Iran’s violent crackdown on nation-wide anti-government protests, which erupted last summer and have virtually petered out in the last few months, has rendered the possibility of a refreshed nuclear agreement politically untenable in the United States and the European Union.

Iran’s provision of armed drones to Russia to prosecute its war with Ukraine has hardened opinion against Iran, as have recent revelations of an Iranian plot to attack foreign diplomats in Europe.

With the JCPOA hanging by a thread, Iran will be free to further develop its nuclear program and become a full-fledged nuclear power.

Iran’s nuclear facilities

If Iran is ever on the cusp of achieving this goal, Israel may well be tempted to attack its nuclear facilities, which are spread around the country and implanted deep underground.

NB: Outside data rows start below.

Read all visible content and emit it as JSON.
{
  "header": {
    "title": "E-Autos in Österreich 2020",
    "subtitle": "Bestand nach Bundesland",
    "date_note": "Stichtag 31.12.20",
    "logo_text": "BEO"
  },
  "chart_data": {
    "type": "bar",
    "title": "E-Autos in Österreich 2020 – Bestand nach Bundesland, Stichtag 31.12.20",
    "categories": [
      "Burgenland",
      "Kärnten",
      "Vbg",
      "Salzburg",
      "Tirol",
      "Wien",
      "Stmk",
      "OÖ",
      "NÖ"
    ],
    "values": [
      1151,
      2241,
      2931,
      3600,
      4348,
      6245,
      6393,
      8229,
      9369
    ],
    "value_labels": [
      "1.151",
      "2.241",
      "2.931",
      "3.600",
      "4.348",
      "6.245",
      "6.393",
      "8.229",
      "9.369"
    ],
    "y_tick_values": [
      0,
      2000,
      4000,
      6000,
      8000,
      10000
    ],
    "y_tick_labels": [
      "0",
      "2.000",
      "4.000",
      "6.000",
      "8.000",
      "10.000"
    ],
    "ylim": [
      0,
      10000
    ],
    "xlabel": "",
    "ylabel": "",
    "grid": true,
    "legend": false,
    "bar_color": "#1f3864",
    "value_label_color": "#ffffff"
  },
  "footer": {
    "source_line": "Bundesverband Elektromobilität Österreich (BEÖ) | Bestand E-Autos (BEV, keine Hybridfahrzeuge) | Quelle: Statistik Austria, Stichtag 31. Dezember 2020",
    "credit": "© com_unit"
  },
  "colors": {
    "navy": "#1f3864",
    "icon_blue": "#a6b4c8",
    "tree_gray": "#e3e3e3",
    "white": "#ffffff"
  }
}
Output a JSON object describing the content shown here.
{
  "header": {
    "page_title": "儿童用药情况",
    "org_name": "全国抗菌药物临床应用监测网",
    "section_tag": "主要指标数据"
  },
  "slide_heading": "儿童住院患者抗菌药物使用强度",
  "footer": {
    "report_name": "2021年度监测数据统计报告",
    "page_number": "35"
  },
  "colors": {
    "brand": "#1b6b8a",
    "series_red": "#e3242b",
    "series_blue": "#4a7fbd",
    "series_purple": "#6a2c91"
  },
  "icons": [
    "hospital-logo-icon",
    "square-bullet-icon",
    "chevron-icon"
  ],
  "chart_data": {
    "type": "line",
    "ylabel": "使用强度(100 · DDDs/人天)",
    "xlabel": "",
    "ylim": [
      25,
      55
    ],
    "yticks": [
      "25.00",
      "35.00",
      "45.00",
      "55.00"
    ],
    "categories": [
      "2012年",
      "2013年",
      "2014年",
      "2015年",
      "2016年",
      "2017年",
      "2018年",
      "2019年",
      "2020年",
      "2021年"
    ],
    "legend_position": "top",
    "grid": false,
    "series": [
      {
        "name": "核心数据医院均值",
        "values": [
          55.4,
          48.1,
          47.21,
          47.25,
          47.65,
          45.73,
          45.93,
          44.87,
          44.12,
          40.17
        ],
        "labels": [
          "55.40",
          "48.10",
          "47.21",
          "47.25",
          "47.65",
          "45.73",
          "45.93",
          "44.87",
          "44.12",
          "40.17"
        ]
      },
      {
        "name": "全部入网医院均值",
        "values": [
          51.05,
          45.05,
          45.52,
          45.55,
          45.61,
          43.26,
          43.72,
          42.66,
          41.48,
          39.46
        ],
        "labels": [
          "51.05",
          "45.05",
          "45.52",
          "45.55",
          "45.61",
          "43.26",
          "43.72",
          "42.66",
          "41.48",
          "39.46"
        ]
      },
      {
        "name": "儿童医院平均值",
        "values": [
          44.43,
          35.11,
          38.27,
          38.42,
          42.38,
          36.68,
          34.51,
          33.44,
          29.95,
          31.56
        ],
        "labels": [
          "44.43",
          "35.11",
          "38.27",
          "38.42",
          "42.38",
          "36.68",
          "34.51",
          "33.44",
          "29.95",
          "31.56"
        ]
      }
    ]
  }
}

A preemptive Israeli strike might well set back Iran’s nuclear program by several months or years. But by the same token, it would almost certainly touch off a regional war, with all its horrendous consequences, and would encourage Iran to rebuild its nuclear infrastructure.

The JCPOA is an imperfect agreement, as critics have pointed out, yet it kept Iran’s nuclear program in check under the supervision of the International Atomic Energy Agency.

Trump’s withdrawal from it was clearly a blunder, having emboldened Iran, complicated an already complex situation, and brought the Middle East perilously closer to war.